Impaired natural killer cell functions in patients with signal transducer and activator of transcription 1 (STAT1) gain-of-function mutations

Abstract

Gain-of-function (GOF) mutations affecting the coiled-coil domain or the DNA-binding domain of signal transducer and activator of transcription 1 (STAT1) cause chronic mucocutaneous candidiasis disease. This condition is characterized by fungal and bacterial infections caused by impaired generation of TH17cells; meanwhile, some patients with chronic mucocutaneous candidiasis disease might also have viral or intracellular pathogen infections. We sought to investigate the effect of STAT1 GOF mutations on the functioning of natural killer (NK) cells.
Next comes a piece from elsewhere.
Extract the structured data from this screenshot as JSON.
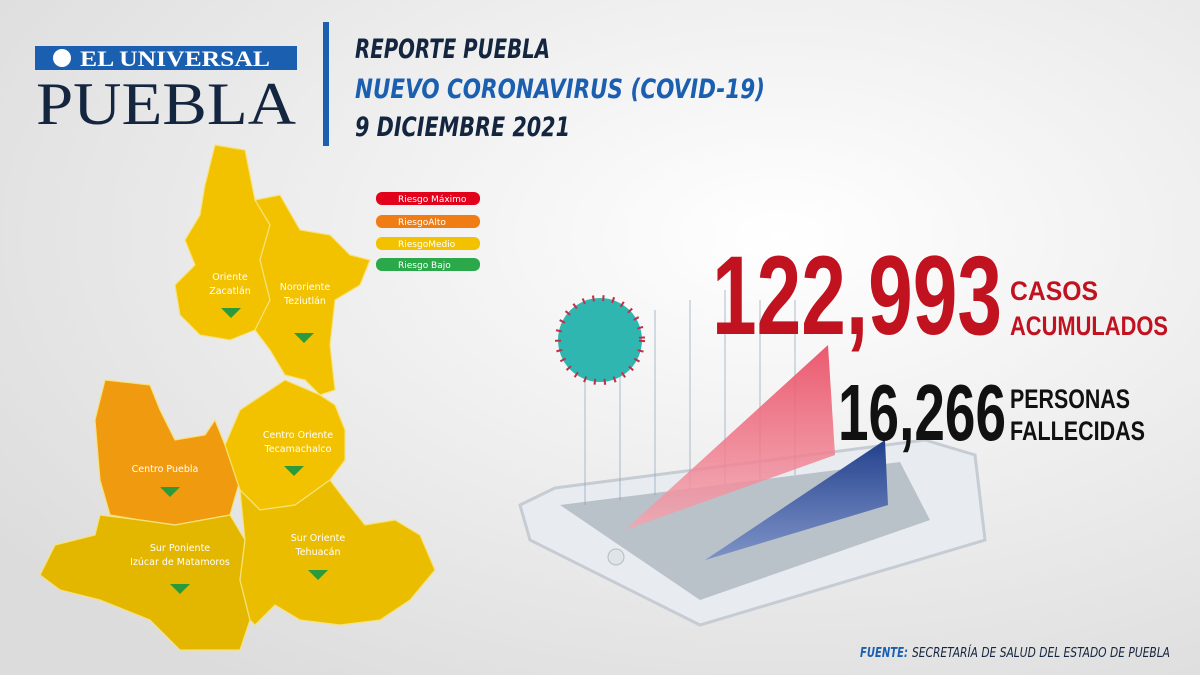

Because STAT1 is involved in the signaling response to several cytokines, we studied NK cell functional activities and STAT1 signaling in 8 patients with STAT1 GOF mutations. Functional analysis of NK cells shows a significant impairment of cytolytic and degranulation activities in patients with STAT1 GOF mutations. Moreover, NK cells from these patients display lower production of IFN-γ in response to IL-15 and reduced proliferation after stimulation with IL-2 or IL-15, suggesting that STAT5 signaling is affected. In addition, signaling studies demonstrate that the increased phosphorylation of STAT1 in response to IFN-α is associated with detectable activation of STAT1 and increased STAT1 binding to the interferon-induced protein with tetratricopeptide repeats 1 (IFIT1) promoter in response to IL-15, whereas STAT5 phosphorylation and DNA binding to IL-2 receptor α (IL2RA) are reduced or not affected in response to the same cytokine. These observations suggest that persistent activation of STAT1 might affect NK cell proliferation and functional activities.